There’s another factor raising temperatures in certain areas of cities. “How much of a neighborhood is covered by impermeable surfaces like asphalt, vertical services like buildings, and highways that bring heat-trapping exhaust impacts how hot parts of a city get,” says Declet-Barreto, noting that packing a neighborhood full of tall buildings and asphalt and very little green space creates an urban heat island, in which parts of a city do not cool off at night when external temperatures drop.
“Heat correlates with a lot of different potential health outcomes and it depends on people’s access to cooling,” says Spector, noting that people in low-income redlined neighborhoods may need to choose between running an AC unit and paying for another necessity.
The UCS Killer Heat in the United States report, published in July 2019, showed that counties with large Black populations experience extreme heat two to three more days per year than counties with smaller Black populations. By midcentury, this is expected to jump to about 20 more days annually. “We know that these impacts are here and that they will continue to get worse,” says Declet-Barreto. In the end, he says the road to closing the racial heat divide will take years of legislative action. According to Shandas, grassroots efforts are needed immediately.

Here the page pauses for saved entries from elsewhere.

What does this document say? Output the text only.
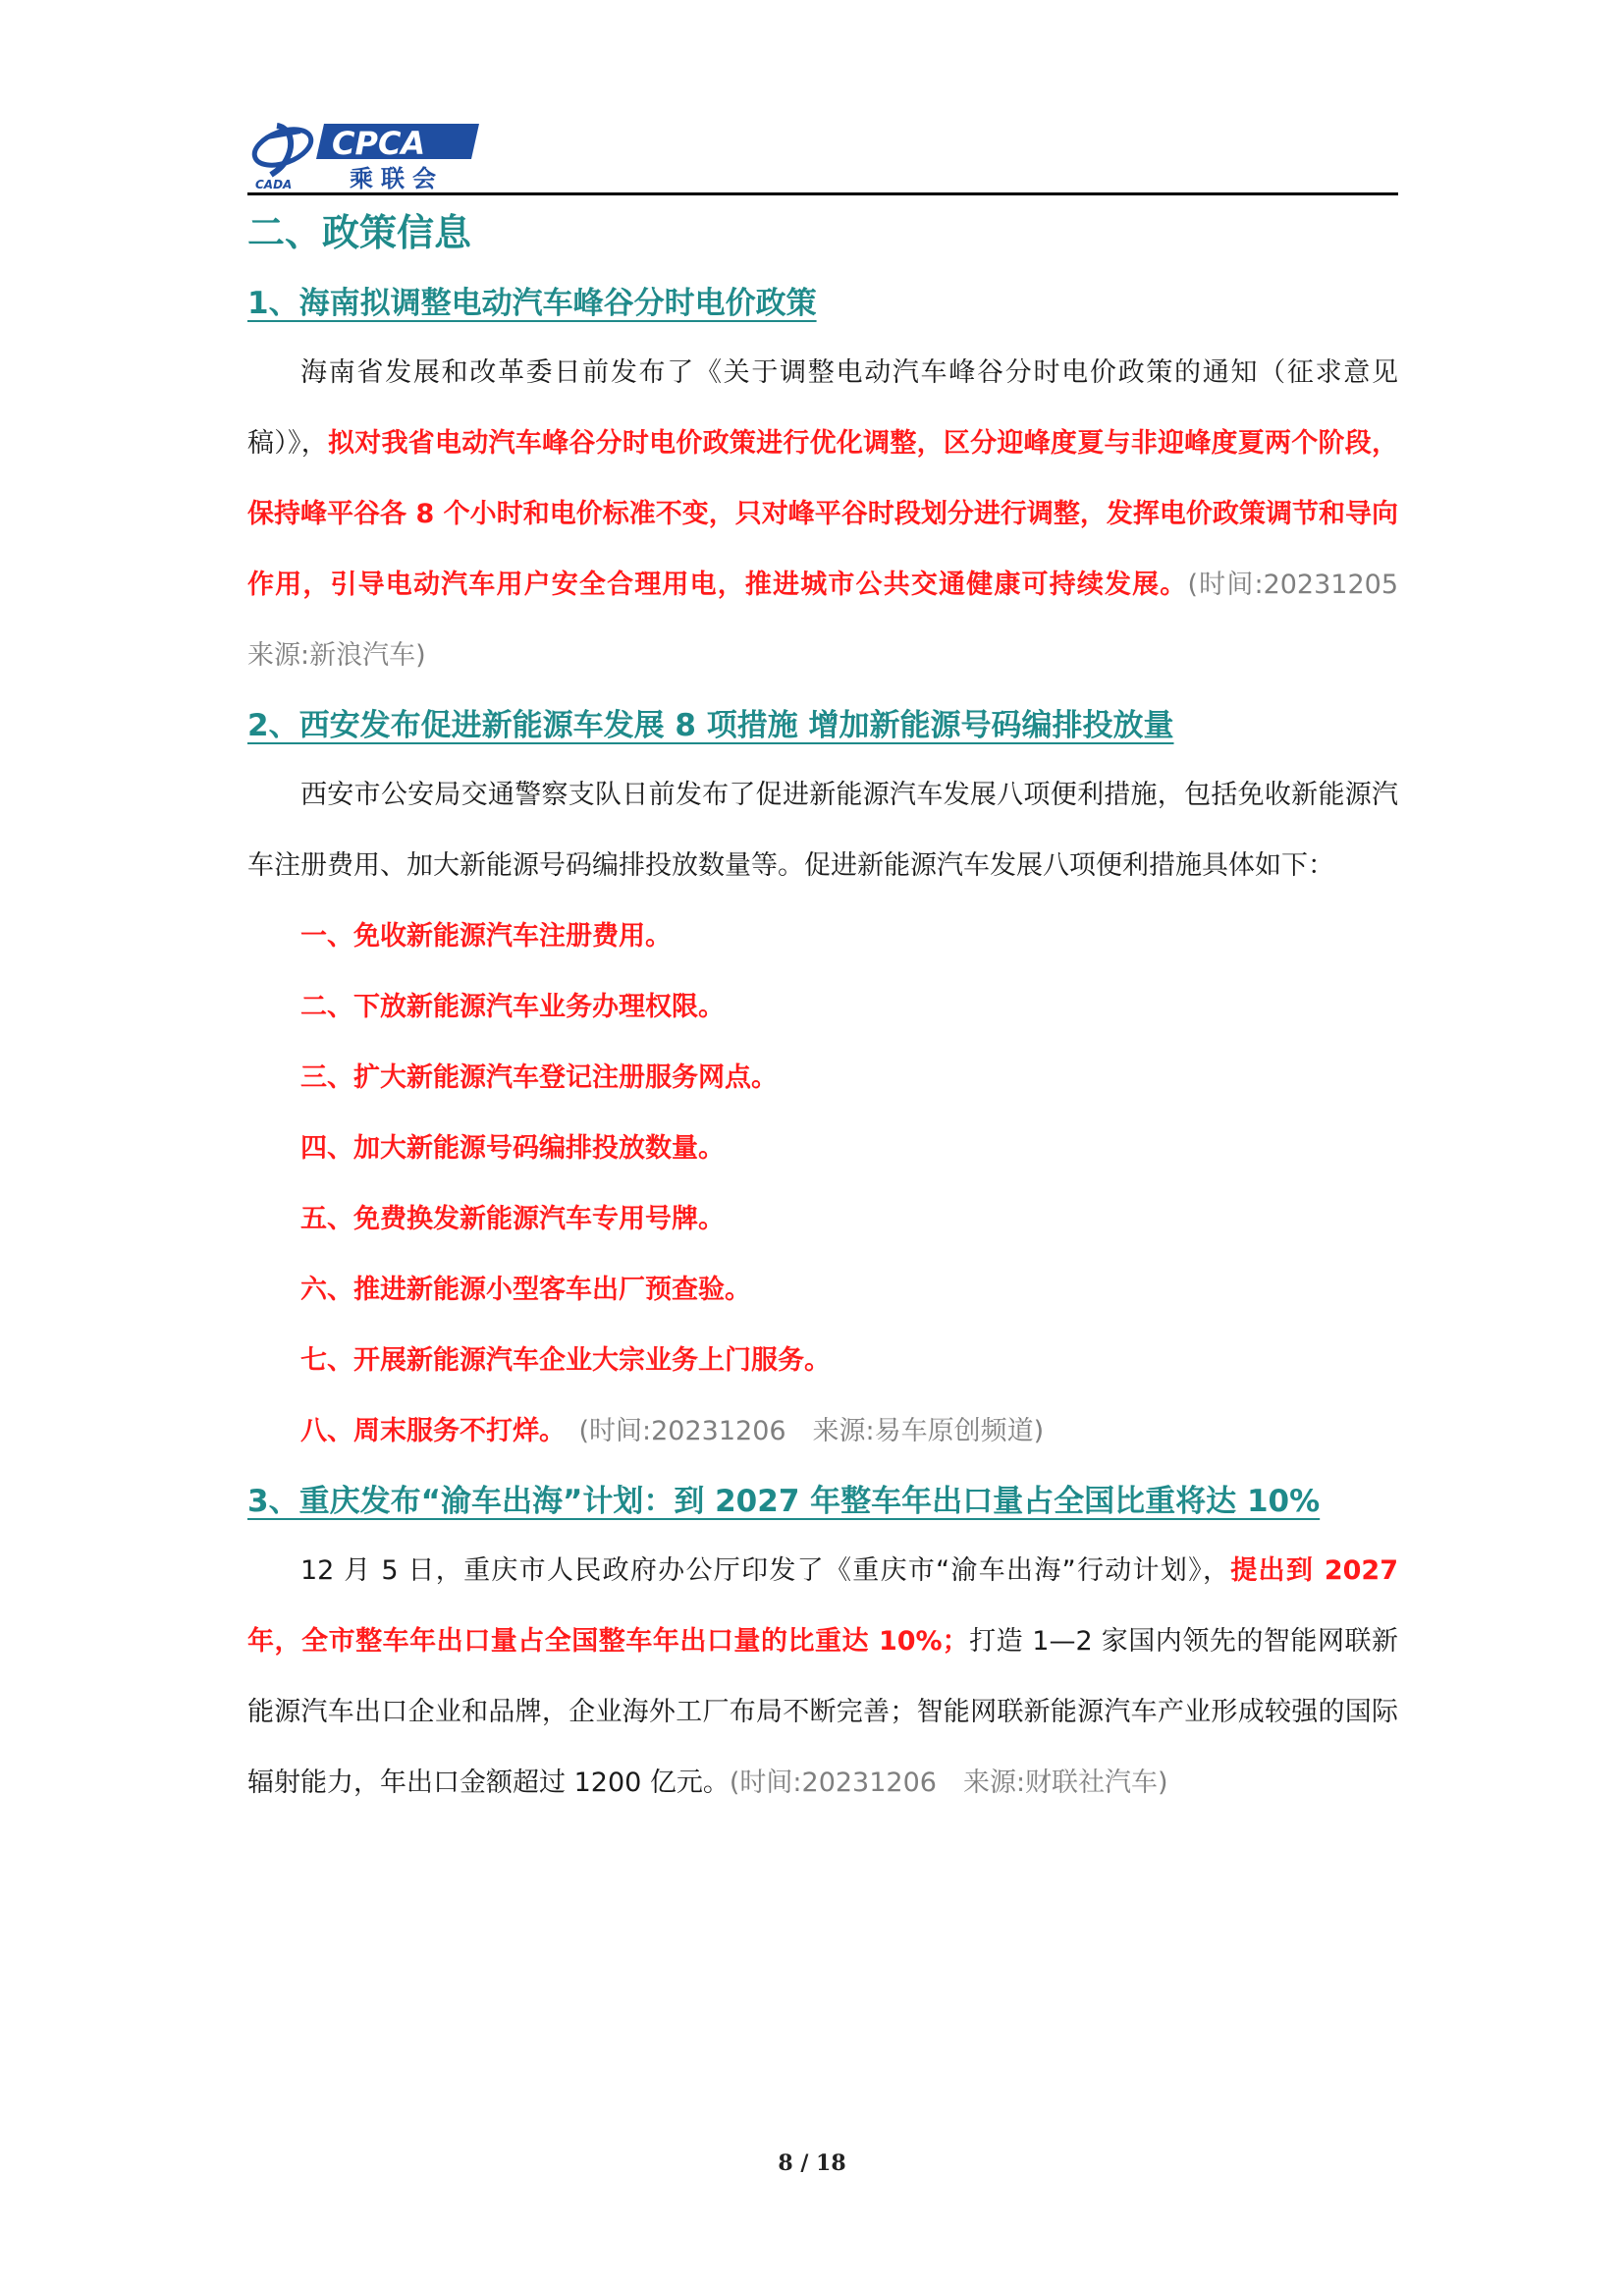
CADA
CPCA
乘联会
二、政策信息
1、海南拟调整电动汽车峰谷分时电价政策

海南省发展和改革委日前发布了《关于调整电动汽车峰谷分时电价政策的通知（征求意见稿）》，拟对我省电动汽车峰谷分时电价政策进行优化调整，区分迎峰度夏与非迎峰度夏两个阶段，保持峰平谷各 8 个小时和电价标准不变，只对峰平谷时段划分进行调整，发挥电价政策调节和导向作用，引导电动汽车用户安全合理用电，推进城市公共交通健康可持续发展。(时间:20231205　来源:新浪汽车)

2、西安发布促进新能源车发展 8 项措施 增加新能源号码编排投放量

西安市公安局交通警察支队日前发布了促进新能源汽车发展八项便利措施，包括免收新能源汽车注册费用、加大新能源号码编排投放数量等。促进新能源汽车发展八项便利措施具体如下：

一、免收新能源汽车注册费用。
二、下放新能源汽车业务办理权限。
三、扩大新能源汽车登记注册服务网点。
四、加大新能源号码编排投放数量。
五、免费换发新能源汽车专用号牌。
六、推进新能源小型客车出厂预查验。
七、开展新能源汽车企业大宗业务上门服务。
八、周末服务不打烊。　 (时间:20231206　来源:易车原创频道)
3、重庆发布“渝车出海”计划：到 2027 年整车年出口量占全国比重将达 10%

12 月 5 日，重庆市人民政府办公厅印发了《重庆市“渝车出海”行动计划》，提出到 2027 年，全市整车年出口量占全国整车年出口量的比重达 10%；打造 1—2 家国内领先的智能网联新能源汽车出口企业和品牌，企业海外工厂布局不断完善；智能网联新能源汽车产业形成较强的国际辐射能力，年出口金额超过 1200 亿元。(时间:20231206　来源:财联社汽车)

8 / 18
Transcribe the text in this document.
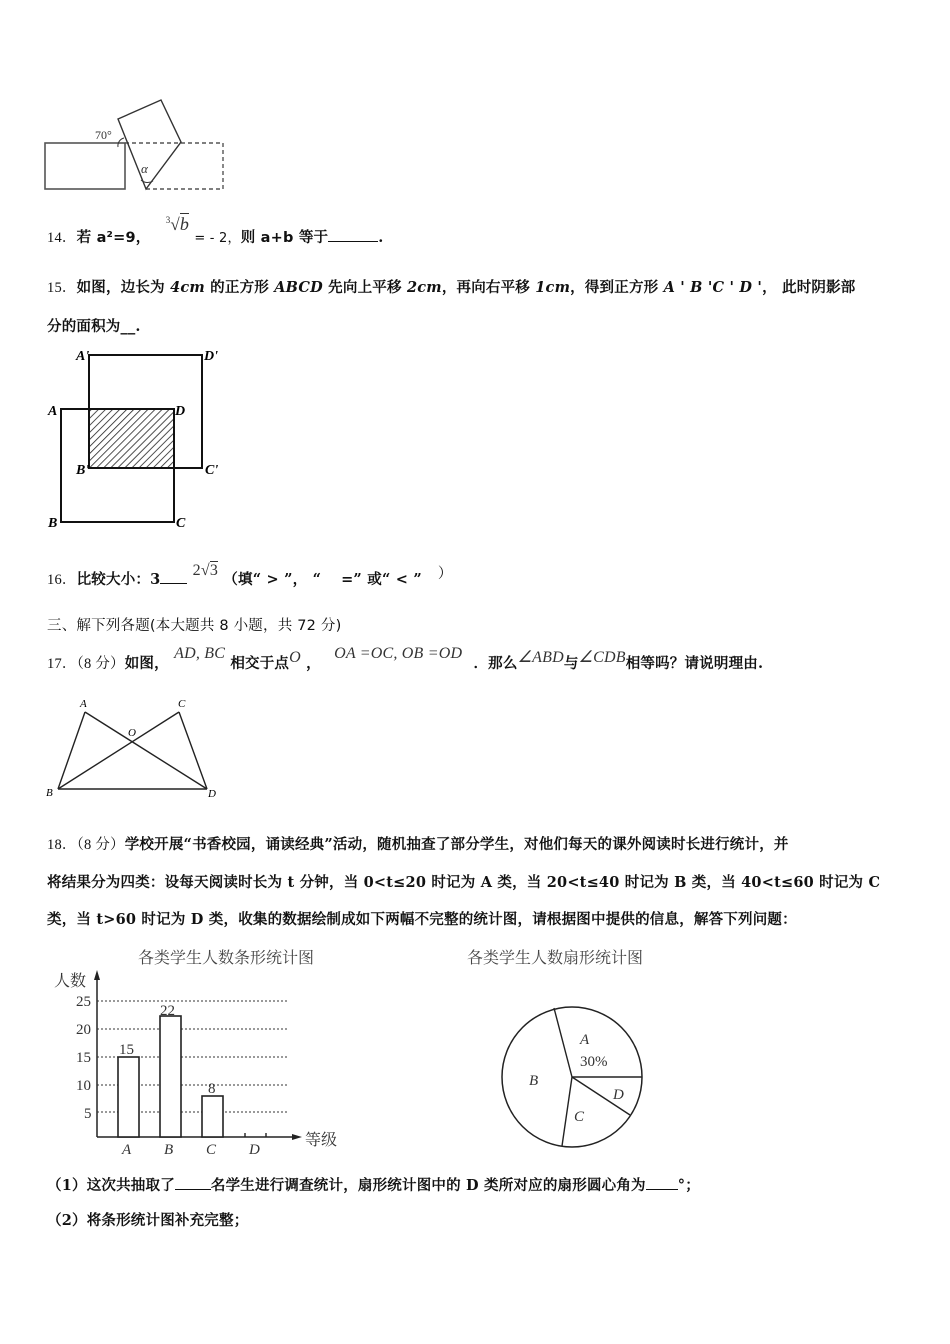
70°
α
14．若 a²=9， $^3$√b = - 2，则 a+b 等于	.
15．如图，边长为 4cm 的正方形 ABCD 先向上平移 2cm，再向右平移 1cm，得到正方形 A ' B 'C ' D '， 此时阴影部
分的面积为__.
A'	D'
A	D
B'	C'
B	C
16．比较大小：3 2√3 （填“ > ”， “　 =” 或“ < ” ）
三、解下列各题(本大题共 8 小题，共 72 分)
17．（8 分）如图， AD, BC 相交于点O ， OA =OC, OB =OD ．那么∠ABD与∠CDB相等吗？请说明理由.
A	C
O
B	D
18．（8 分）学校开展“书香校园，诵读经典”活动，随机抽查了部分学生，对他们每天的课外阅读时长进行统计，并
将结果分为四类：设每天阅读时长为 t 分钟，当 0<t≤20 时记为 A 类，当 20<t≤40 时记为 B 类，当 40<t≤60 时记为 C
类，当 t>60 时记为 D 类，收集的数据绘制成如下两幅不完整的统计图，请根据图中提供的信息，解答下列问题：
各类学生人数条形统计图
人数
等级
25
20
15
10
5
15
22
8
A B C D
各类学生人数扇形统计图
A
30%
B
C
D
（1）这次共抽取了 名学生进行调查统计，扇形统计图中的 D 类所对应的扇形圆心角为 °；
（2）将条形统计图补充完整；
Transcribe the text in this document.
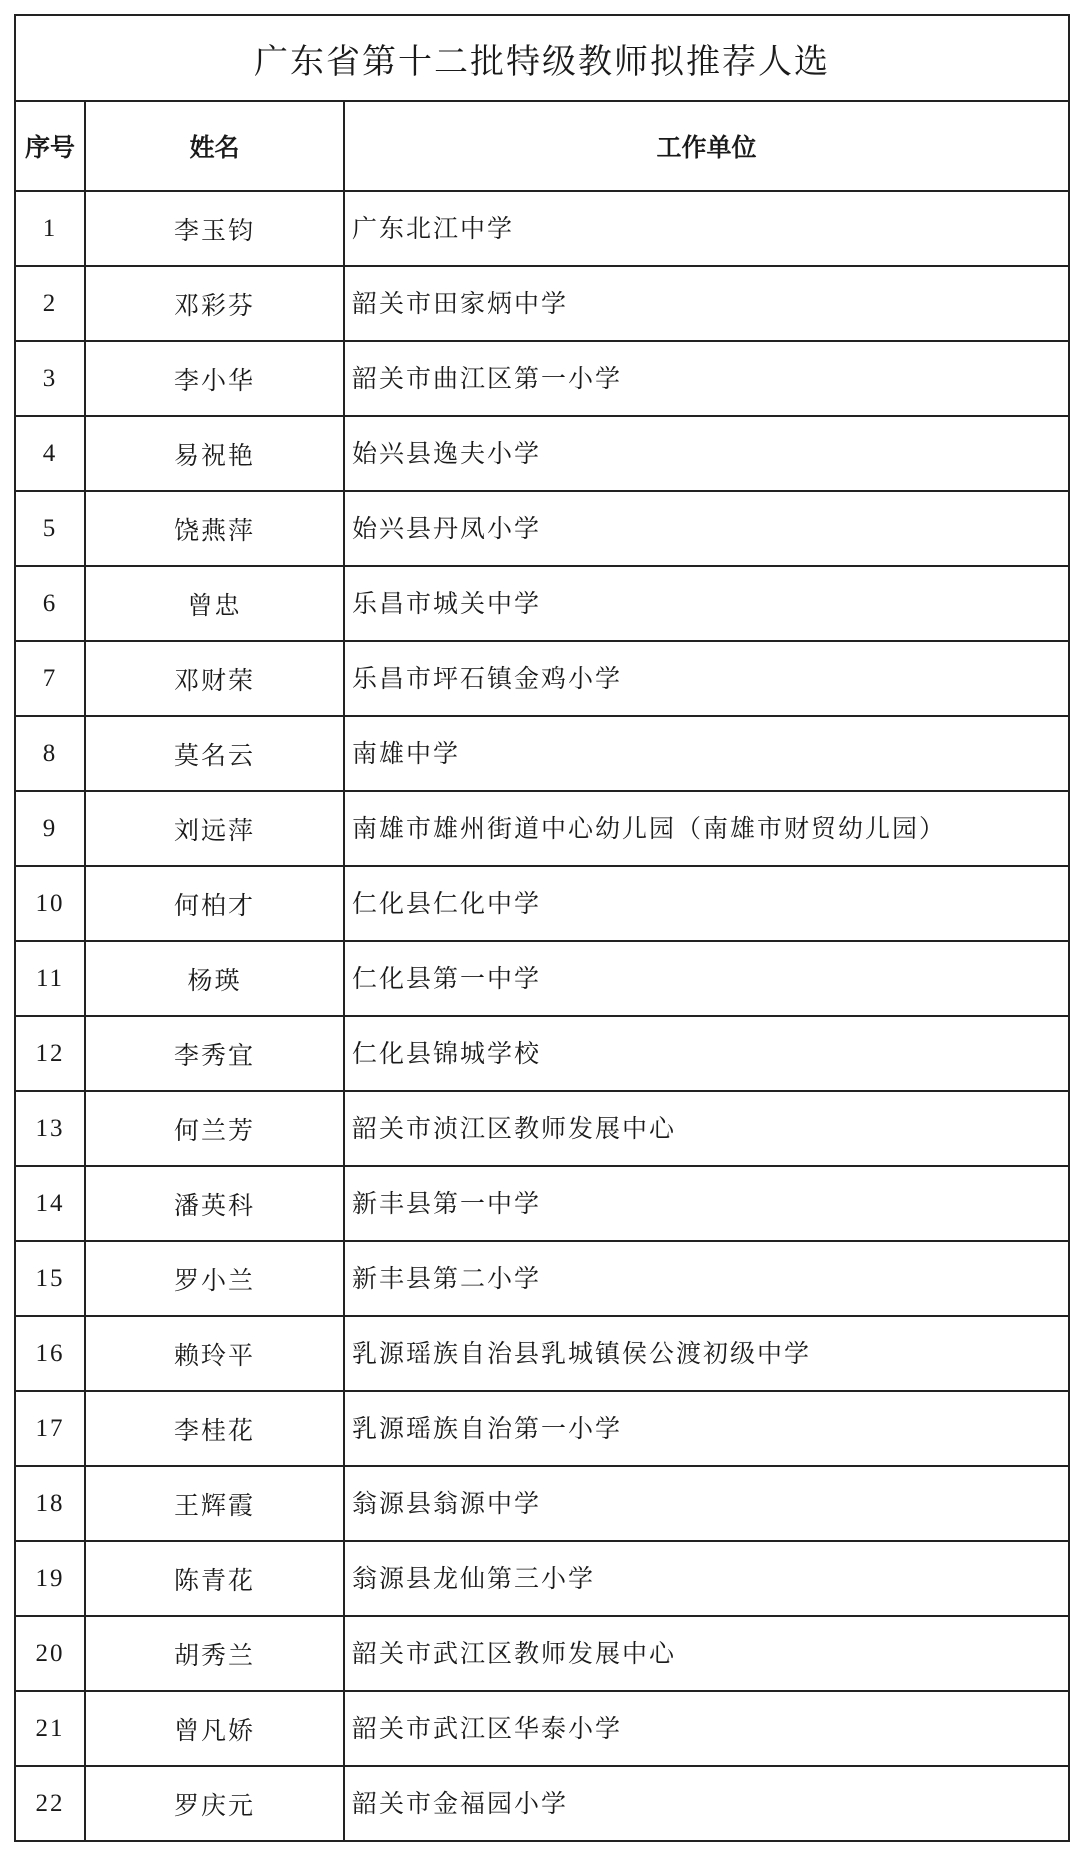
广东省第十二批特级教师拟推荐人选		
序号	姓名	工作单位
1	李玉钧	广东北江中学
2	邓彩芬	韶关市田家炳中学
3	李小华	韶关市曲江区第一小学
4	易祝艳	始兴县逸夫小学
5	饶燕萍	始兴县丹凤小学
6	曾忠	乐昌市城关中学
7	邓财荣	乐昌市坪石镇金鸡小学
8	莫名云	南雄中学
9	刘远萍	南雄市雄州街道中心幼儿园（南雄市财贸幼儿园）
10	何柏才	仁化县仁化中学
11	杨瑛	仁化县第一中学
12	李秀宜	仁化县锦城学校
13	何兰芳	韶关市浈江区教师发展中心
14	潘英科	新丰县第一中学
15	罗小兰	新丰县第二小学
16	赖玲平	乳源瑶族自治县乳城镇侯公渡初级中学
17	李桂花	乳源瑶族自治第一小学
18	王辉霞	翁源县翁源中学
19	陈青花	翁源县龙仙第三小学
20	胡秀兰	韶关市武江区教师发展中心
21	曾凡娇	韶关市武江区华泰小学
22	罗庆元	韶关市金福园小学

This is something city governments are aware of and, in some cases, trying to change. The city of Denver is attempting to?improve the amount of greenery in poorer neighborhoods?— building new parks, planting trees, and improving existing spaces — but it’s not happening as quickly or as smoothly as officials would like. The slow pace of urban planning and concerns by residents about possible gentrification show this problem isn’t always an easy one to fix.
“It’s imperative to build trust and engage people who have experienced trauma by what policies and planning has done to these communities,” says Shandas.